As for the question of learning Russian, it depends what you plan on doing with it. I've lived there and my Russian is mostly "kitchen". Absolutely no one expects you to speak Ukranian in Kiev. Russian is fine. Actually if you stay in Kiev, you'll be amazed at how many people speak English. The further out of Kiev, the less English. (you'll also be amazed at how many non-ukranians there are in Kiev). In Moscow, St. Petersburg and other large cities in Russia you'll be able to find lots of English Speakers. At times it's amazed me.

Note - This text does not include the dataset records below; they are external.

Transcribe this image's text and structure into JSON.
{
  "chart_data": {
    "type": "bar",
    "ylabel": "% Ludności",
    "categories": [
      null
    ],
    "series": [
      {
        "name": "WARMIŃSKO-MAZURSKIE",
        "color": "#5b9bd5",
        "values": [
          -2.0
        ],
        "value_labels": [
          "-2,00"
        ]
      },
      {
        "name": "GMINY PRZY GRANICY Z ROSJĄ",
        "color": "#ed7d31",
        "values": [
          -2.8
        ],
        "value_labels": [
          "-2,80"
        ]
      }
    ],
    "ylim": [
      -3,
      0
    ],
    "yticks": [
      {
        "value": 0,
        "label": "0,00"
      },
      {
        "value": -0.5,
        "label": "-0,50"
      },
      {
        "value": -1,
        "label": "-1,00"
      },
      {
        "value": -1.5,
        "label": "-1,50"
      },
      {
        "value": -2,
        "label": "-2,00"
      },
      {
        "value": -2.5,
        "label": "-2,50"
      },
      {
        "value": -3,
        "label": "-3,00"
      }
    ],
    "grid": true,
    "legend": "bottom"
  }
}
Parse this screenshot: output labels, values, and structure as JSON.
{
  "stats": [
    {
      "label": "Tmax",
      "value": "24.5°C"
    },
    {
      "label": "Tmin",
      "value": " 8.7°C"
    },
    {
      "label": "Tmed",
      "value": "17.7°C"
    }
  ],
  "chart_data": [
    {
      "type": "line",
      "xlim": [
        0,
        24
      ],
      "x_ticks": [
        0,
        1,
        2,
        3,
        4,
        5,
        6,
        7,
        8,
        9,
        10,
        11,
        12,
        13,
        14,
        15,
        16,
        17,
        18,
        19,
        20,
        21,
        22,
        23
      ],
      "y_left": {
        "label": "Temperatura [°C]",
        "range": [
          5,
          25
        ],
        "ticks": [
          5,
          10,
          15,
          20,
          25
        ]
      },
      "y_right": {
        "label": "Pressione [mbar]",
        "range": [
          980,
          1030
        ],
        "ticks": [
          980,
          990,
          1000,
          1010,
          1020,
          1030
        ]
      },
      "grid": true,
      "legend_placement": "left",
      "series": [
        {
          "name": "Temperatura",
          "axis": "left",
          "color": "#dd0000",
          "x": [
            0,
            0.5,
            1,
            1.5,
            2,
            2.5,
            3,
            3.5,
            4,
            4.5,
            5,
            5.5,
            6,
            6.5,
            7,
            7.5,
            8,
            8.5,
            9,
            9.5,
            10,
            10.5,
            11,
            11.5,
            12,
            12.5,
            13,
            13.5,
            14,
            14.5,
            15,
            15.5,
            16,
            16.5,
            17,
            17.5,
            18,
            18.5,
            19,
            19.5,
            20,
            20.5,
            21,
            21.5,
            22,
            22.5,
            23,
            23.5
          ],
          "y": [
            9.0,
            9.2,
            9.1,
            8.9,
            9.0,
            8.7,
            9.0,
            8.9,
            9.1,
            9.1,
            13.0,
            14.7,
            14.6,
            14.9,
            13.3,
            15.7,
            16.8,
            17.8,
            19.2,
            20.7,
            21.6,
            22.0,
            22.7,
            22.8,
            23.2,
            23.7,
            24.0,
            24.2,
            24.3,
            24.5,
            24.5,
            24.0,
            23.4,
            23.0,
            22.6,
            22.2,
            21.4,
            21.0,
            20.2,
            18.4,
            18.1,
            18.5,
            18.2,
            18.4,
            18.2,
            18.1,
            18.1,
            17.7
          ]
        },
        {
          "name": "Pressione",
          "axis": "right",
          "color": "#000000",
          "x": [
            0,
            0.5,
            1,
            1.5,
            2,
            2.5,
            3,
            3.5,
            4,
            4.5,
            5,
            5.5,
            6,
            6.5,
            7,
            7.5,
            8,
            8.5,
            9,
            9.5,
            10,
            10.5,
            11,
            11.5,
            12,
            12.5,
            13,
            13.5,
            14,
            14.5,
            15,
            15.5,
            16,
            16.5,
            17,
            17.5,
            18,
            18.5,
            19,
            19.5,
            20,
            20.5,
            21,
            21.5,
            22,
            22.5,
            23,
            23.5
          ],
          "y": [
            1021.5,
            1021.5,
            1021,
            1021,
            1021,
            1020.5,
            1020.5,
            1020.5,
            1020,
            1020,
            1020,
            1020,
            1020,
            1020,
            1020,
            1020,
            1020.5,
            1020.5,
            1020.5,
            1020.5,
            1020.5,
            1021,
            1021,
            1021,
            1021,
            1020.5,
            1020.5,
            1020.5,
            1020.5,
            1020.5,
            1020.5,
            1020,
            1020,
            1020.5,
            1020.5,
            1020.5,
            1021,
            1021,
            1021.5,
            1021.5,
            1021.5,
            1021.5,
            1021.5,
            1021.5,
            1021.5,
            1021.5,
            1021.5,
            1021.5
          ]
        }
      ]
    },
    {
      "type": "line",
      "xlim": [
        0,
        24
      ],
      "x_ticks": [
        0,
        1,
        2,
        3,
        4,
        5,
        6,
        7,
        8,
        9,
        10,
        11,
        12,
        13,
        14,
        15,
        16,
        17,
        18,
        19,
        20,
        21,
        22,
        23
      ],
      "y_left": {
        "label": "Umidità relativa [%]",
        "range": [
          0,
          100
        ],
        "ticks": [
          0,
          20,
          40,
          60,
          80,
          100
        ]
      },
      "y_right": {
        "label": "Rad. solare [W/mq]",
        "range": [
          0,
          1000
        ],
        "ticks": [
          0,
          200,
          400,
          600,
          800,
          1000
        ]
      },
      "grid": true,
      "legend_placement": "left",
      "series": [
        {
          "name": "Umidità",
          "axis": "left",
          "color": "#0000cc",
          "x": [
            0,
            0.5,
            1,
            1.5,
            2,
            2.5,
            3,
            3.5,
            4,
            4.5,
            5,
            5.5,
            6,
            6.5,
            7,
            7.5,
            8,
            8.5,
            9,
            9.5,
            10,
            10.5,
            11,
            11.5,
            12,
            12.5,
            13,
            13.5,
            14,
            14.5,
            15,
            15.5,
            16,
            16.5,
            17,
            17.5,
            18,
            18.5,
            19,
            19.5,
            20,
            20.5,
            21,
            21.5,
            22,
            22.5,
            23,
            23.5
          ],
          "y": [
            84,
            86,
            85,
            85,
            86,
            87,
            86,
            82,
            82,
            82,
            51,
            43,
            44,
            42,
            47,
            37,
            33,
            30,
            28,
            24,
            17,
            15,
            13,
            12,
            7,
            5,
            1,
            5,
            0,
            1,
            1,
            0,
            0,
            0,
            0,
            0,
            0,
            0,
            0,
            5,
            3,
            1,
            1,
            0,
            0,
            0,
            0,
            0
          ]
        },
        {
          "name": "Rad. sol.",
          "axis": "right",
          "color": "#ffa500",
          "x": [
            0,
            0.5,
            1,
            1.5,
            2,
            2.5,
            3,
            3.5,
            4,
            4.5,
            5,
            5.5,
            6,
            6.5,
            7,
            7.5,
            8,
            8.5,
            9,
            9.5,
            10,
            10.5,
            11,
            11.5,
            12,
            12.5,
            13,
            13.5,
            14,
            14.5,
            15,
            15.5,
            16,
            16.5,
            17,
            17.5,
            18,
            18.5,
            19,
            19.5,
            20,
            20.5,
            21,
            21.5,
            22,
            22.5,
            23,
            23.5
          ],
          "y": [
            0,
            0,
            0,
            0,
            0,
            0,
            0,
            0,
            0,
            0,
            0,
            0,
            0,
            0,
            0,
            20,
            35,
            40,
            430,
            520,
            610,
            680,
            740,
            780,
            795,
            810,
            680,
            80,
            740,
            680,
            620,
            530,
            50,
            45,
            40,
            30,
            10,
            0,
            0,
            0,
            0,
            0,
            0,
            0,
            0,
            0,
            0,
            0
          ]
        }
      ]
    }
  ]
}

Yep :-) That's how cursive appears after they first instruct it to Russian scholars after they begin institution. Then, while the scholars expand their possess handwritings, they would have moderate editions. But that internet site is one hundred% right, so for those who be taught it that method, sure, it could be like Russian persons write :-) Now, you are saying your buddy writes a combination of cursive and block letters. I'm assuming your Russian buddy, like me, lives external Russia. So possibilities are that he/she, like me, has grown so used to writing English, that they begin writing a few Russian letters block. That's the have an effect on of writing in English, and I do this too, often I write in block in Russian, different occasions in cursive. Both are flawlessly appropriate! Don't be anxious. Whether you write block or cursive, it's going to be understood, and for those who decide upon to jot down block, it's going to NOT imply that persons might be equipped to inform the man or woman who wrote it isn't a local Russian. It's simply, such a lot Russians write cursive effectively for the reason that it is quicker. Most Russians write swiftly, (the Russian subculture is really moved quickly :-),so it takes a lot much less time to jot down joint :-) But for those who write block letters, or for those who use a few block letters and a few cursive, that is nonetheless k. It's no longer improper. Depends for your handwriting :-) If in English you write block, it possibly extra relaxed so that you can be taught block in Russian too. If you write joint in English, maybe it's going to be simpler to jot down joint. So do as you desire, it is as much as you, each are appropriate! If you write joint although, be certain you continue to understand how to learn (and write) block, for the reason that block is utilized in books and far and wide else :-) And be certain you already know which block letter corresponds to its cursive variant :-) Good Luck!